$3.1.10^*.$ A bead with charge $q$ can move without friction along a stretched string of length $2 L$ with charges $Q$ attached to its ends. Find the increment of potential energy when the bead moves $x$ along the string from its center. Find that for small displacements the dependence of the increment of potential energy on $x$ is quadratic.
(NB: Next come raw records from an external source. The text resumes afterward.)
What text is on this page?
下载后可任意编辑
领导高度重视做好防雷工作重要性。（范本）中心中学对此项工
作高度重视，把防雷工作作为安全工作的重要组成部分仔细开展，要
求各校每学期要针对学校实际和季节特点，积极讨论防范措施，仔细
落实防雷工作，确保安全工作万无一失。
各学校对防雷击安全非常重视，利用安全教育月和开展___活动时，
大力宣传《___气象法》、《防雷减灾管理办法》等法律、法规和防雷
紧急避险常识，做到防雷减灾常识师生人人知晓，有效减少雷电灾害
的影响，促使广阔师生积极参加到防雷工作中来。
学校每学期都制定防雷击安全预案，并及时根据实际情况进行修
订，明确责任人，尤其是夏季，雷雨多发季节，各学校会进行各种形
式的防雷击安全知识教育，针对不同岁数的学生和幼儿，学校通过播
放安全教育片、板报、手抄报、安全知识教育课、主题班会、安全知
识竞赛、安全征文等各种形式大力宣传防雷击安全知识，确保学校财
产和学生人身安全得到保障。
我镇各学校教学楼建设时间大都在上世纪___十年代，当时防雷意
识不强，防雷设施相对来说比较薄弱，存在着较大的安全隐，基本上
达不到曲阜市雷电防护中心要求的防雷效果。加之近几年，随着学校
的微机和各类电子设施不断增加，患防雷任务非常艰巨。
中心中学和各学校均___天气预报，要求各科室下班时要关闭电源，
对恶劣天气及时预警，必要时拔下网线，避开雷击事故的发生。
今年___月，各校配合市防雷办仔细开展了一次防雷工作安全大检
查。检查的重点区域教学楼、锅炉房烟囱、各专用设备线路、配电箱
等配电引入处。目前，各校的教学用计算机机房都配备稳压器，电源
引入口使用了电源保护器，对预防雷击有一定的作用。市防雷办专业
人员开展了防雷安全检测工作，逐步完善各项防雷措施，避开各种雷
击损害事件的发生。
Find how much the bead of mass $m$ will be displaced if it is given a small velocity $v$ at the equilibrium position.
Initial energy of the electric field $$ U_1=\frac{2kQq}{L} $$ Energy of the system after the bead is displaced $$ U_2=\frac{kQq}{L-x}+\frac{kQq}{L+x} $$ Change in energy of the system $$ \Delta U=U_2-U_1=kQq\left(\frac{1}{L-x}+\frac{1}{L+x}-\frac{2}{L}\right) $$ Let us consider the transformation for small values of $(1+\xi )^\alpha =1+\alpha\xi$, where $\xi\ll1$ $$ \boxed{\Delta U \approx\frac{Qqx^2}{2\pi\varepsilon_0L^3}} $$ From the principle of conservation of energy it follows that the kinetic energy will be equal to the change in electrical energy $\Delta U$ $$ E_k=\Delta U\Leftrightarrow \frac{m\upsilon^2}{2}=\frac{Qq\Delta x^2}{2\pi\varepsilon_0L^3} $$ Where do we find the change in length $\Delta x$ $$ \boxed{\Delta x=\upsilon\sqrt{\frac{m\pi\varepsilon_0L^3}{Qq}}} $$
$$\Delta U=\frac{Qqx^2}{2\pi\varepsilon_0L^3};\quad\Delta x=\upsilon\sqrt{\frac{m\pi\varepsilon_0L^3}{Qq}}$$